↑ FTSE U.K. All Share Index accumulation is up by $262 or 1.9%
↑ GBP is up to USD by 1.5% or $200
Grand total additions: $462
↓ Emerging Markets Stock Index Fund is down by $2,879 or 2%
↓ Eurozone Stock Index Fund is down by $5,083 0r 4.1%
↓ US 500 Stock Index Fund is down by $4,419 or 3.8%
↓ Global Small Cap Index is down by $4,620 or 4.1%
Grand total losses $ 17,001
My bet on investing in the FTSE at the market slump turned out to be right as even with the last couple of days down turn it weathered well, generating 2% over one month.
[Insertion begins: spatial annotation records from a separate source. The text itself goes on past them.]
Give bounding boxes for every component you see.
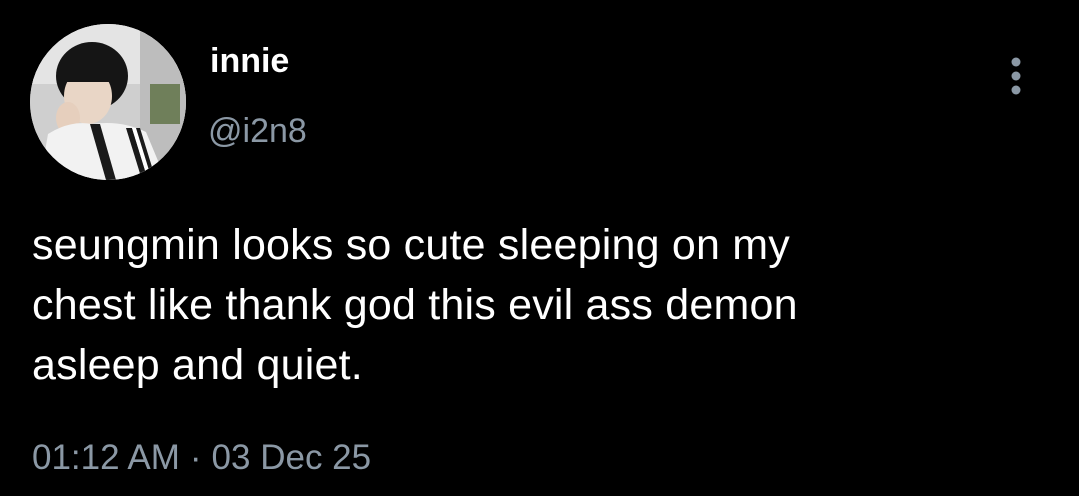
display-name[interactable]: innie xyxy=(210,41,289,81)
avatar[interactable] xyxy=(30,24,186,180)
tweet-time: 01:12 AM xyxy=(32,438,180,477)
tweet-date: 03 Dec 25 xyxy=(211,438,372,477)
meta-separator: · xyxy=(189,438,202,477)
avatar-photo xyxy=(30,24,186,180)
user-handle[interactable]: @i2n8 xyxy=(208,111,307,151)
tweet-text: seungmin looks so cute sleeping on my ch… xyxy=(32,221,798,389)
more-vertical-icon[interactable] xyxy=(1003,55,1029,97)
tweet-timestamp[interactable]: 01:12 AM · 03 Dec 25 xyxy=(32,436,371,480)
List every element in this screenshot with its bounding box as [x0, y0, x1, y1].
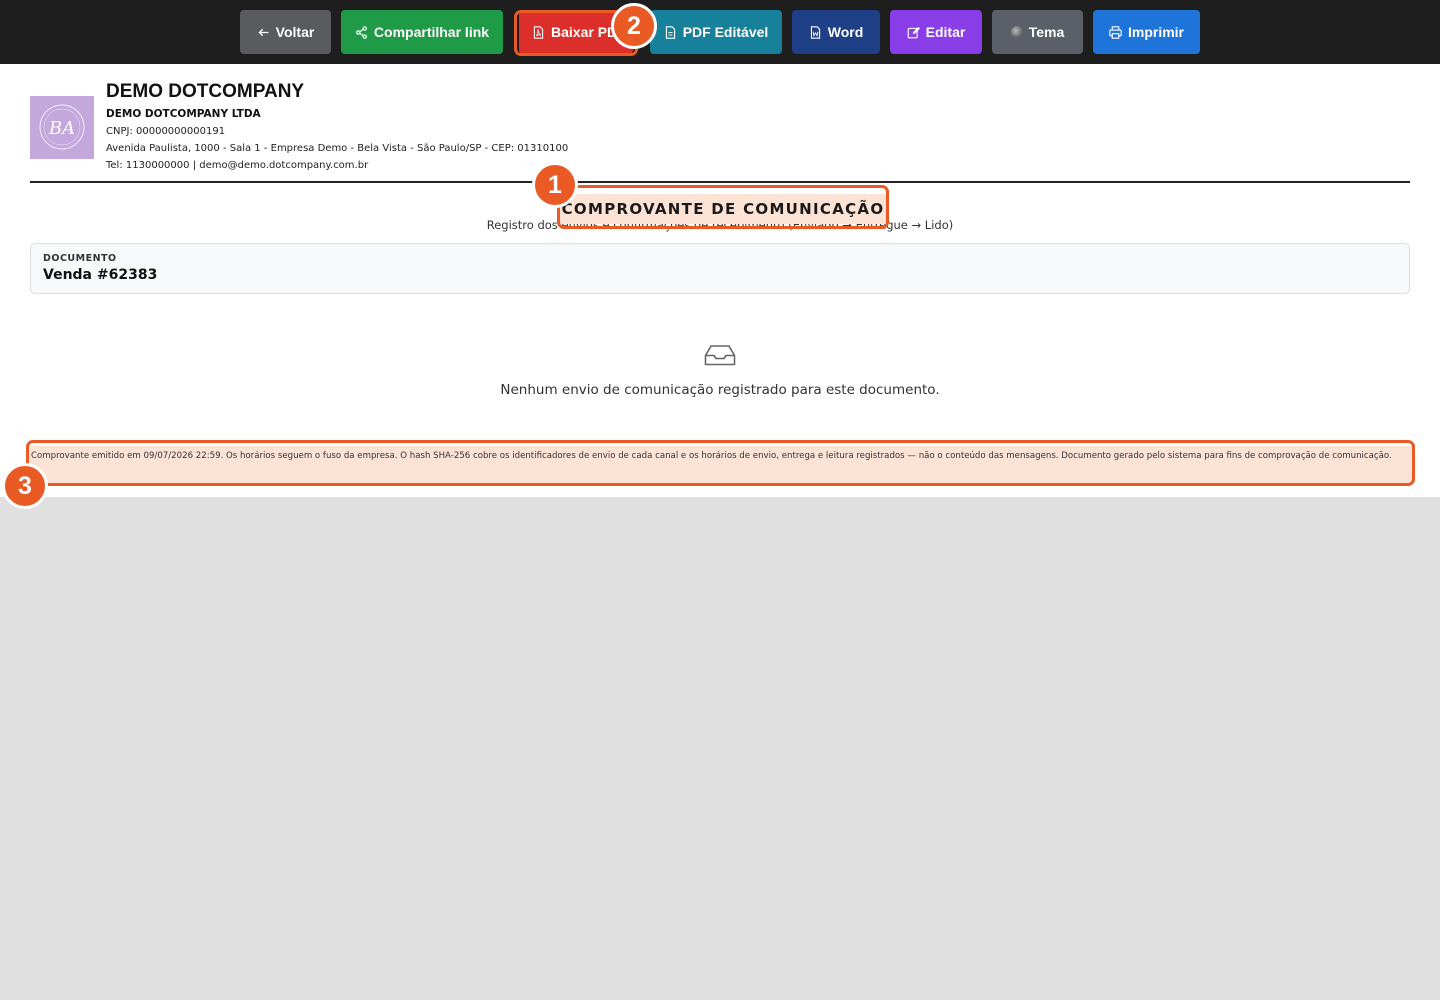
annotation-marker-3: 3	[2, 463, 48, 509]
theme-button[interactable]: Tema	[992, 10, 1083, 54]
print-button-label: Imprimir	[1127, 24, 1184, 40]
edit-icon	[907, 26, 920, 38]
word-button[interactable]: Word	[792, 10, 880, 54]
company-legal-name: DEMO DOTCOMPANY LTDA	[106, 108, 261, 120]
document-reference-box: DOCUMENTO Venda #62383	[30, 243, 1410, 294]
annotation-marker-2: 2	[611, 3, 657, 49]
document-reference-label: DOCUMENTO	[43, 253, 117, 264]
svg-text:BA: BA	[48, 118, 75, 139]
back-button[interactable]: Voltar	[240, 10, 331, 54]
share-link-button[interactable]: Compartilhar link	[341, 10, 503, 54]
theme-button-label: Tema	[1028, 24, 1065, 40]
company-cnpj: CNPJ: 00000000000191	[106, 126, 226, 137]
company-address: Avenida Paulista, 1000 - Sala 1 - Empres…	[106, 143, 569, 154]
document-page: BA DEMO DOTCOMPANY DEMO DOTCOMPANY LTDA …	[0, 64, 1440, 497]
editable-pdf-button-label: PDF Editável	[682, 24, 769, 40]
annotation-box-footer	[26, 440, 1415, 486]
company-name: DEMO DOTCOMPANY	[106, 81, 305, 102]
file-icon	[665, 25, 675, 39]
company-logo-image: BA	[39, 104, 85, 150]
print-button[interactable]: Imprimir	[1093, 10, 1200, 54]
edit-button[interactable]: Editar	[890, 10, 982, 54]
arrow-left-icon	[258, 28, 269, 36]
document-reference-value: Venda #62383	[43, 267, 158, 283]
empty-state-message: Nenhum envio de comunicação registrado p…	[500, 382, 940, 398]
theme-icon	[1010, 26, 1023, 38]
edit-button-label: Editar	[925, 24, 966, 40]
word-file-icon	[810, 25, 820, 39]
inbox-icon	[704, 345, 736, 366]
word-button-label: Word	[827, 24, 864, 40]
header-divider	[30, 181, 1410, 183]
company-logo: BA	[30, 96, 94, 159]
printer-icon	[1109, 25, 1122, 39]
share-link-button-label: Compartilhar link	[373, 24, 490, 40]
share-icon	[355, 25, 367, 39]
company-contact: Tel: 1130000000 | demo@demo.dotcompany.c…	[106, 160, 369, 171]
annotation-box-title	[557, 185, 889, 229]
back-button-label: Voltar	[275, 24, 315, 40]
action-toolbar: Voltar Compartilhar link Baixar PDF PDF …	[0, 0, 1440, 64]
annotation-marker-1: 1	[532, 162, 578, 208]
editable-pdf-button[interactable]: PDF Editável	[650, 10, 782, 54]
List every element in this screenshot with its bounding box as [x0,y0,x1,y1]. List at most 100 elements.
I could understand when USA slapped sanctions on Russia in 2014 and forcing EU to follow them (USA export goods to Russia where $11billion, less than 0.1 GDP) by contrast the USA was exporting $300 billion to China. EU was exporting $170 billion to Russia at the time. However now the USA are aiming to bend down EU directly with the steel tariffs.
As medium term threat to next market correction I see two triggers: car loans and raise of overdue US credit card debt. The credit card debt hit 7 year high at $11,9 bn. More Americans are also falling behind on their mortgages, for which problematic debt levels rose 5.2 per cent over the same period to $56.7bn.
The USA credit card debt makes less than 9 per cent of the country banking industry’s total $17.4tn balance sheet, its accounted for 59 per cent of all loans written off as uncollectable during the fourth quarter last year.